The growing demand and production problems caused the lack of gold bars and coins, which are popular among retail customers. And all over the world. Rob Halliday-Stein, CEO of BullionByPost, UK’s largest online gold trader, said gold sales had quadrupled. “It’s unprecedented,” CNN Business said.
The same is true for other traders. “People want to buy gold, not to sell it. We have a buyer list. We contact our clients by email to find out who wants to sell their gold”. Said Mark O’Byrne, founder of Irish GoldCore, Bloomberg. He adds: “There are currently one or two sellers for every 99 buyers.”
In addition to the scourge of investors in safe investments, such as gold, Swiss francs, and German government bonds, the physical gold market has also been affected by the fact that many golds or mint processors have reduced or stopped production due to the current coronavirus pandemic.

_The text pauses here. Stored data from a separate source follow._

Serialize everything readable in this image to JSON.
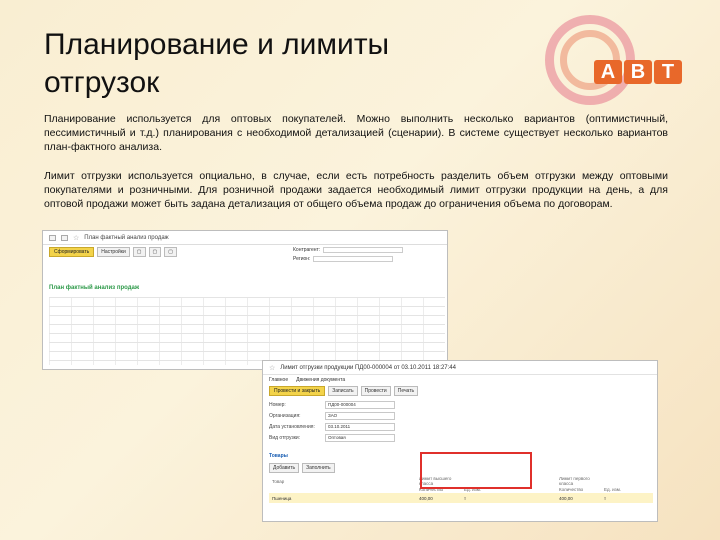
{
  "slide": {
    "title": "Планирование и лимиты отгрузок",
    "paragraph1": "Планирование используется для оптовых покупателей. Можно выполнить несколько вариантов (оптимистичный, пессимистичный и т.д.) планирования с необходимой детализацией (сценарии). В системе существует несколько вариантов план-фактного анализа.",
    "paragraph2": "Лимит отгрузки используется опциально, в случае, если есть потребность разделить объем отгрузки между оптовыми покупателями и розничными. Для розничной продажи задается необходимый лимит отгрузки продукции на день, а для оптовой продажи может быть задана детализация от общего объема продаж до ограничения объема по договорам."
  },
  "logo": {
    "letters": [
      "А",
      "В",
      "Т"
    ],
    "color": "#e8682a"
  },
  "screenshot1": {
    "window_title": "План фактный анализ продаж",
    "report_title": "План фактный анализ продаж",
    "buttons": [
      "Сформировать",
      "Настройки",
      "",
      "",
      ""
    ],
    "fields": [
      "Контрагент:",
      "Регион:"
    ]
  },
  "screenshot2": {
    "window_title": "Лимит отгрузки продукции ПД00-000004 от 03.10.2011 18:27:44",
    "links": [
      "Главное",
      "Движения документа"
    ],
    "toolbar": [
      "Провести и закрыть",
      "Записать",
      "Провести",
      "Печать"
    ],
    "form": [
      {
        "label": "Номер:",
        "value": "ПД00-000004"
      },
      {
        "label": "Организация:",
        "value": "ЗАО"
      },
      {
        "label": "Дата установления:",
        "value": "03.10.2011"
      },
      {
        "label": "Вид отгрузки:",
        "value": "Оптовая"
      }
    ],
    "tabs": [
      "Товары"
    ],
    "toolbar2": [
      "Добавить",
      "Заполнить"
    ],
    "table": {
      "col_headers": [
        "Товар",
        "Лимит высшего класса",
        "",
        "Лимит первого класса",
        ""
      ],
      "sub_headers": [
        "",
        "Количество",
        "Ед. изм.",
        "Количество",
        "Ед. изм."
      ],
      "rows": [
        [
          "Пшеница",
          "400,00",
          "т",
          "400,00",
          "т"
        ]
      ]
    },
    "highlight_color": "#e0302b"
  }
}
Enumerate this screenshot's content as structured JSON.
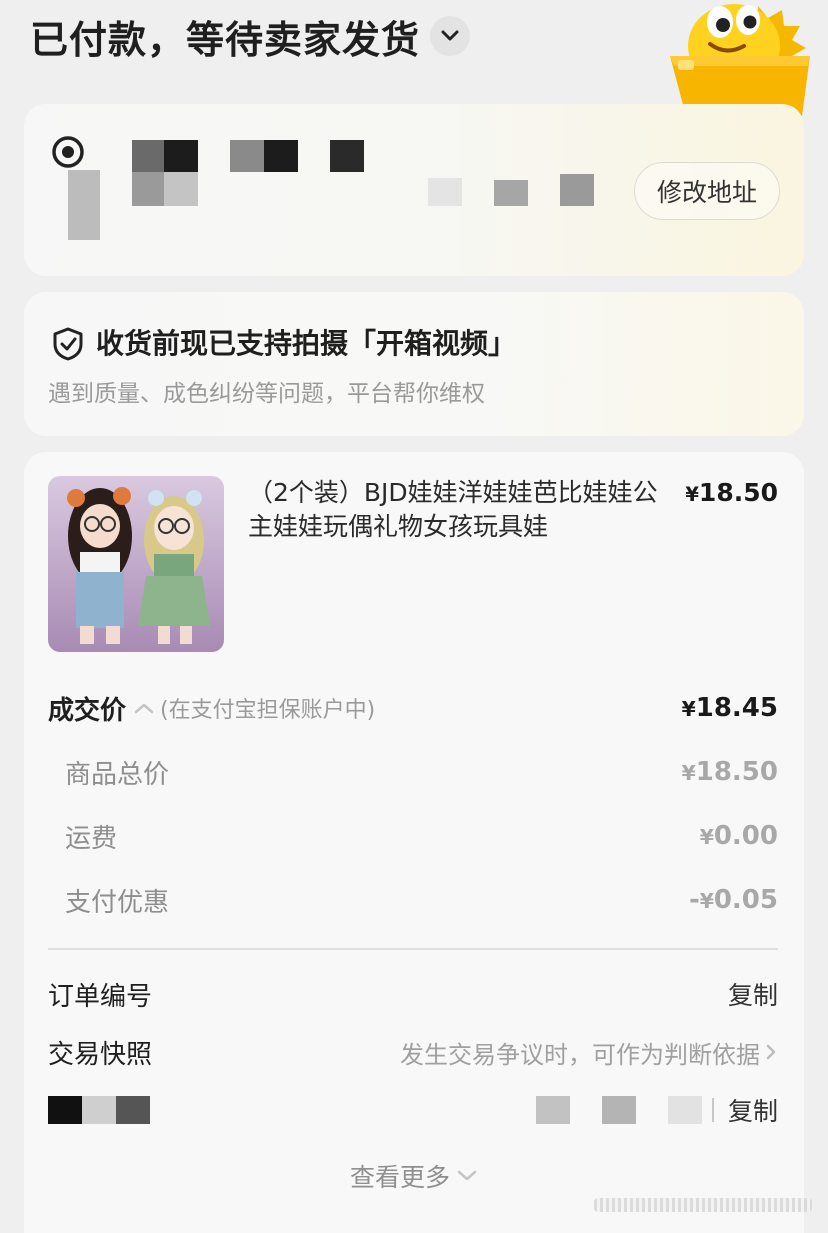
{
  "header": {
    "title": "已付款，等待卖家发货"
  },
  "address": {
    "edit_label": "修改地址"
  },
  "unboxing": {
    "title": "收货前现已支持拍摄「开箱视频」",
    "subtitle": "遇到质量、成色纠纷等问题，平台帮你维权"
  },
  "product": {
    "name": "（2个装）BJD娃娃洋娃娃芭比娃娃公主娃娃玩偶礼物女孩玩具娃",
    "price_symbol": "¥",
    "price_value": "18.50"
  },
  "pricing": {
    "deal": {
      "label": "成交价",
      "note": "(在支付宝担保账户中)",
      "symbol": "¥",
      "value": "18.45"
    },
    "items": [
      {
        "label": "商品总价",
        "prefix": "",
        "symbol": "¥",
        "value": "18.50"
      },
      {
        "label": "运费",
        "prefix": "",
        "symbol": "¥",
        "value": "0.00"
      },
      {
        "label": "支付优惠",
        "prefix": "-",
        "symbol": "¥",
        "value": "0.05"
      }
    ]
  },
  "order_info": {
    "order_number_label": "订单编号",
    "copy_label": "复制",
    "snapshot_label": "交易快照",
    "snapshot_note": "发生交易争议时，可作为判断依据",
    "second_copy_label": "复制",
    "more_label": "查看更多"
  },
  "colors": {
    "background": "#efefef",
    "card": "#f8f8f8",
    "mascot": "#ffd21f"
  }
}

The world’s largest refineries are located in Switzerland, in the Ticino region on the Italian border, which is a big problem. In Ticino, however, production is expected to resume at least to a limited extent in the coming weeks. It would help to secure the supply of, for example, gold bars.
In addition to small investors, gold is also betting on a number of the world’s wealth. Individually, Egyptian billionaire Nagib Saviris has bought shares of gold miners in recent days. In the Russian Polymetal, the wealthiest Czech, Petr Kellner, has a share.
The price of gold has now exceeded $1,600 per ounce. Price developments in recent weeks are reminiscent of market behavior during the financial crisis, and beyond. During this year, the amount of yellow metal fell significantly in March. But right now is rising once again.
If you want to know more about how to invest in gold, here you can find the price chart.